Em relação ao porte de drogas, o Supremo foi chamado a se posicionar a partir de um recurso que discutia a questão. No pedido, houve o questionamento da validade do artigo da Lei de Drogas que enquadrava a conduta do porte de drogas como crime, diante de direitos como o da intimidade e privacidade, além da saúde. Foi a partir desta questão que os ministros se debruçaram sobre a questão.
Já o Congresso tem o poder de legislar, elaborar normas – e aí se incluem, entre outros tipos, as leis ordinárias e as propostas de emenda à Constituição.
Dentro desta atribuição, os parlamentares fizeram andar uma Proposta de Emenda à Constituição (PEC) para deixar expresso que é crime a conduta de possuir e portar qualquer tipo de droga. A PEC, no entanto, prevê a possibilidade de distinguir usuários de traficantes.

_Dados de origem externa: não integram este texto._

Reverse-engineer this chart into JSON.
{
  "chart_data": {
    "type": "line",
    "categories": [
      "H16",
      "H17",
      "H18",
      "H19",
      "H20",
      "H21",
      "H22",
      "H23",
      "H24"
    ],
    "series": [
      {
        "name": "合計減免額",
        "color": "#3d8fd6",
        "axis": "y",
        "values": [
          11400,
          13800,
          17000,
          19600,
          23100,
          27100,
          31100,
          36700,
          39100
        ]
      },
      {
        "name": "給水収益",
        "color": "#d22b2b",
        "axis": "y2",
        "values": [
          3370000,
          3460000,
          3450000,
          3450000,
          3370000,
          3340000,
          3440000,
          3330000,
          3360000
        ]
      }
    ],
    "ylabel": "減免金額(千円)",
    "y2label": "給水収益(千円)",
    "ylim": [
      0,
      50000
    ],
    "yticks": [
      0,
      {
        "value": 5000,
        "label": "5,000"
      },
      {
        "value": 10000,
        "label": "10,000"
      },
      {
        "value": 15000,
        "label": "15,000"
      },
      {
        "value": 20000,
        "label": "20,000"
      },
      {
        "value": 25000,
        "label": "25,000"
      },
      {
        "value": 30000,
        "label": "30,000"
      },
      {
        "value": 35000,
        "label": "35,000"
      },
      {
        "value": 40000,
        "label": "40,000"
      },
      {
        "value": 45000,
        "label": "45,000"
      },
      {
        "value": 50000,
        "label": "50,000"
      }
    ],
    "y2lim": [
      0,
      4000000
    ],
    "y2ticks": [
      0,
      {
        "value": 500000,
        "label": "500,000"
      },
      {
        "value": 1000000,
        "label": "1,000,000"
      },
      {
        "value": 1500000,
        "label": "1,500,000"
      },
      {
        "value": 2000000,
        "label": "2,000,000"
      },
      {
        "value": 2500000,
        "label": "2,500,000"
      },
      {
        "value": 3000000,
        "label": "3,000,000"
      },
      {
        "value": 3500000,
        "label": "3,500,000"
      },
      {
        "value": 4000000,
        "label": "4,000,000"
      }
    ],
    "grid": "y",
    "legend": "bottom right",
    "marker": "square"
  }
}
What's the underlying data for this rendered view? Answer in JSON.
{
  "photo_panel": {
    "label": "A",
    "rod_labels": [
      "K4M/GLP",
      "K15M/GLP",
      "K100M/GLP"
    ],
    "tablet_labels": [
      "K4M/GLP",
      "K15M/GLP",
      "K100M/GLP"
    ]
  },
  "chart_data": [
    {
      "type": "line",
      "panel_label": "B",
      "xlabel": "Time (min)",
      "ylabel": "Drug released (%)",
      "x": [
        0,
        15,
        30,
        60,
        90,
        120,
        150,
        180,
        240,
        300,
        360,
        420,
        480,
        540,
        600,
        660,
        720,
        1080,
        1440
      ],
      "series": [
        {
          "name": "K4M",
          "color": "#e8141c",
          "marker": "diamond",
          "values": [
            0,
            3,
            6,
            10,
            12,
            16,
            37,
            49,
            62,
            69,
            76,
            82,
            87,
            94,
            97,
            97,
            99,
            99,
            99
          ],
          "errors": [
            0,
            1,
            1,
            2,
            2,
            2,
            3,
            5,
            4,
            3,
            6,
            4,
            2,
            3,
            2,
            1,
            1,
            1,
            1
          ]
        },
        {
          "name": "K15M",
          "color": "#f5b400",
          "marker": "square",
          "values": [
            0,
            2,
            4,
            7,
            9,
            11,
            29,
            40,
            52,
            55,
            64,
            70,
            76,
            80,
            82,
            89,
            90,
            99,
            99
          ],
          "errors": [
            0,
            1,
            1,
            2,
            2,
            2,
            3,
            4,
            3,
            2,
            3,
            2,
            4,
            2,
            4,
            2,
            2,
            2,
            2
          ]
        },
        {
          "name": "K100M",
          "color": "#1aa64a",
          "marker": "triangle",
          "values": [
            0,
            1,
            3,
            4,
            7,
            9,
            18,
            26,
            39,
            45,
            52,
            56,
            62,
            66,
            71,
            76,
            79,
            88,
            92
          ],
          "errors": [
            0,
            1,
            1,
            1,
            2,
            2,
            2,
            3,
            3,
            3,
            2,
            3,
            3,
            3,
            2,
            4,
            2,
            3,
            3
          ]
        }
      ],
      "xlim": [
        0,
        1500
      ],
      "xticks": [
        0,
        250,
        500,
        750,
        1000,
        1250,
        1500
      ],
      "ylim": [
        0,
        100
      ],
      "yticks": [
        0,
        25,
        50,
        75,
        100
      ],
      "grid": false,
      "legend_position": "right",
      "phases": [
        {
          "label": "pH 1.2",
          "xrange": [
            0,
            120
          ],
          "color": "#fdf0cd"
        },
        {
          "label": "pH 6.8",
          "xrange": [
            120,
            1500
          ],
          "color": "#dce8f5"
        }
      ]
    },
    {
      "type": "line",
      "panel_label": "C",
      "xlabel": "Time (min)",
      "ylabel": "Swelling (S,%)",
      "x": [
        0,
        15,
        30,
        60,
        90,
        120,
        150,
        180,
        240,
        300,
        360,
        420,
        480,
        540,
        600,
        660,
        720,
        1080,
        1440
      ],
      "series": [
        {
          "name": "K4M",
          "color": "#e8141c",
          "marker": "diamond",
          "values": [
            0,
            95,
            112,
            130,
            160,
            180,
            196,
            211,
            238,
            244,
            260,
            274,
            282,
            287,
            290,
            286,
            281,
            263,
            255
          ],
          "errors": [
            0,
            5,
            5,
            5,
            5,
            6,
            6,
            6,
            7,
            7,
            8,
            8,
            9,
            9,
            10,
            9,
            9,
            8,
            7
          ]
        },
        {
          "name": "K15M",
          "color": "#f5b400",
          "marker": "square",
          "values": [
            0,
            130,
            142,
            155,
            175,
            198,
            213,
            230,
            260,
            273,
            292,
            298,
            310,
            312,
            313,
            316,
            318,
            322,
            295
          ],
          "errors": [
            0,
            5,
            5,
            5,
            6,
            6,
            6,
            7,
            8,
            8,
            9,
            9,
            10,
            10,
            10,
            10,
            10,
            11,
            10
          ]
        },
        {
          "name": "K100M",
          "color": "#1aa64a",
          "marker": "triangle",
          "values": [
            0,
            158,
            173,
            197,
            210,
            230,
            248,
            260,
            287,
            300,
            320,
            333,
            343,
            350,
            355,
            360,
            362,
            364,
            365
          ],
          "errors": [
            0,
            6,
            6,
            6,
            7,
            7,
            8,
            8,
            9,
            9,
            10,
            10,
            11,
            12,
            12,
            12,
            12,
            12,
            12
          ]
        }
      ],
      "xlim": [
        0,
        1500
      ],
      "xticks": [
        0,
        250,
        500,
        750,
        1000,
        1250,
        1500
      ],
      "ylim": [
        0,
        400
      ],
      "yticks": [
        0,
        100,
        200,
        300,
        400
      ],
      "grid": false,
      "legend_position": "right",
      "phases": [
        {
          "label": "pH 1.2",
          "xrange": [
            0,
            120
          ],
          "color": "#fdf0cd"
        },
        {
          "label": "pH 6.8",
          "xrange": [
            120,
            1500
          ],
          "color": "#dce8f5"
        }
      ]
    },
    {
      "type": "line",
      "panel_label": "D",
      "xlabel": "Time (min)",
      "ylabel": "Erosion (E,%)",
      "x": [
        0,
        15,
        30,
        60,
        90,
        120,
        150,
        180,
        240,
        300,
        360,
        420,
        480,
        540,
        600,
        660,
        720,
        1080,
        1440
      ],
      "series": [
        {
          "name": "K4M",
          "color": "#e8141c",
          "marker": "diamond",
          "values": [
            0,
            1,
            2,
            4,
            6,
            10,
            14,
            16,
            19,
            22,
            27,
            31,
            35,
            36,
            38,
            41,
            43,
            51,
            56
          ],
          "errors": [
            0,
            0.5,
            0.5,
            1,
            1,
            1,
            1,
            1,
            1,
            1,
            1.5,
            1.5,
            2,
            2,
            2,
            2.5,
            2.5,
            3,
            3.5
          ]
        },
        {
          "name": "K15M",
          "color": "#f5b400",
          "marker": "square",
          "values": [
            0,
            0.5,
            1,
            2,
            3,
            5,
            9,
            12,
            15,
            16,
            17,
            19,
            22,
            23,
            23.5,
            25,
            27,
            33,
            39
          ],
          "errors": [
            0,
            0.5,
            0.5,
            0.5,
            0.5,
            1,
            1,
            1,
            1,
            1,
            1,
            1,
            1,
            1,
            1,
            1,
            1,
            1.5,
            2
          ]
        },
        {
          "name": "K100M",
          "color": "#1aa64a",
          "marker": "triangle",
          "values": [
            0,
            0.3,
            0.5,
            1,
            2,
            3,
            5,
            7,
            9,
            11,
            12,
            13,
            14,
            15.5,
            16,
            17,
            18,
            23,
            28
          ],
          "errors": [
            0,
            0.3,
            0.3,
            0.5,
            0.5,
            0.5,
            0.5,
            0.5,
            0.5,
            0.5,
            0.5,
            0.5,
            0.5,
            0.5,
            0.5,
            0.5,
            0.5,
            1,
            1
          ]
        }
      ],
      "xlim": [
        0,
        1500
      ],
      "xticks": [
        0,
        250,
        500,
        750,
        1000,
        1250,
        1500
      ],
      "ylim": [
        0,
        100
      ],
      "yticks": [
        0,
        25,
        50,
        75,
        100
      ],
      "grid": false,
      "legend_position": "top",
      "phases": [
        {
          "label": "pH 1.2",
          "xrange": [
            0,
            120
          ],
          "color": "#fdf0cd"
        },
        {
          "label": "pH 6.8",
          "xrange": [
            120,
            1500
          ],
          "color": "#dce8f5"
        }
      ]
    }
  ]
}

Na terça-feira, após a sessão do STF, o presidente do Congresso, senador Rodrigo Pacheco (PSD-MG) considerou a decisão uma “invasão à competência do Legislativo.”
“Eu discordo da decisão do Supremo Tribunal Federal [sobre descriminalização]. Eu considero que uma descriminalização só pode se dar através do processo legislativo e não por uma decisão judicial. Há um caminho próprio para se percorrer nessa discussão, que é o processo legislativo”, declarou o parlamentar.
Ainda na terça, o presidente da Câmara, deputado Arthur Lira (PP-AL), anunciou a criação de comissão especial para analisar o texto aprovado pelo Senado.
Por que os dois Poderes podem decidir de forma diferente?
As decisões do STF não impedem que os parlamentares aprovem uma legislação totalmente contrária ao que foi fixado pela Corte – por lei ou emenda constitucional. Isso ocorre por conta do princípio da separação de Poderes.
Ou seja, mesmo com a conclusão do julgamento no Supremo, a PEC pode continuar em discussão. O texto já foi aprovado no Senado e agora tramita na Câmara.
Neste momento, no entanto, assim que o julgamento no Supremo for concluído, o que deve prevalecer é o entendimento do tribunal sobre a questão, já que a PEC ainda não teve a análise concluída no Congresso Nacional.
A proposta dos parlamentares só terá efeitos jurídicos se for aprovada pelas duas Casas e promulgada, alterando o texto da Constituição.
Mesmo se eventualmente o Congresso mudar a Constituição, o tema pode ser rediscutido?
Sim. Se a PEC virar uma emenda à Constituição, a partir da promulgação, o tema pode voltar a ser questionado no próprio STF.
Não há impedimento para que as autoridades que têm o poder de questionar leis na Corte – partidos, presidente da República, PGR, entre outros – contestem a nova emenda.
Ou seja, na prática, o tribunal pode voltar a analisar o assunto.
Já aconteceu algo assim?
Sim. A situação mais recente envolveu a validade da aplicação do chamado marco temporal para a demarcação de áreas indígenas.
Após o STF entender que o marco temporal não é válido, o Congresso aprovou uma lei para instituir a regra. Com isso, partidos políticos voltaram a acionar o Supremo contra a lei que contrariou seu entendimento.
Em abril, o ministro Gilmar Mendes determinou a suspensão de todos os processos na Justiça sobre o tema até uma decisão. A questão ainda não teve um desfecho.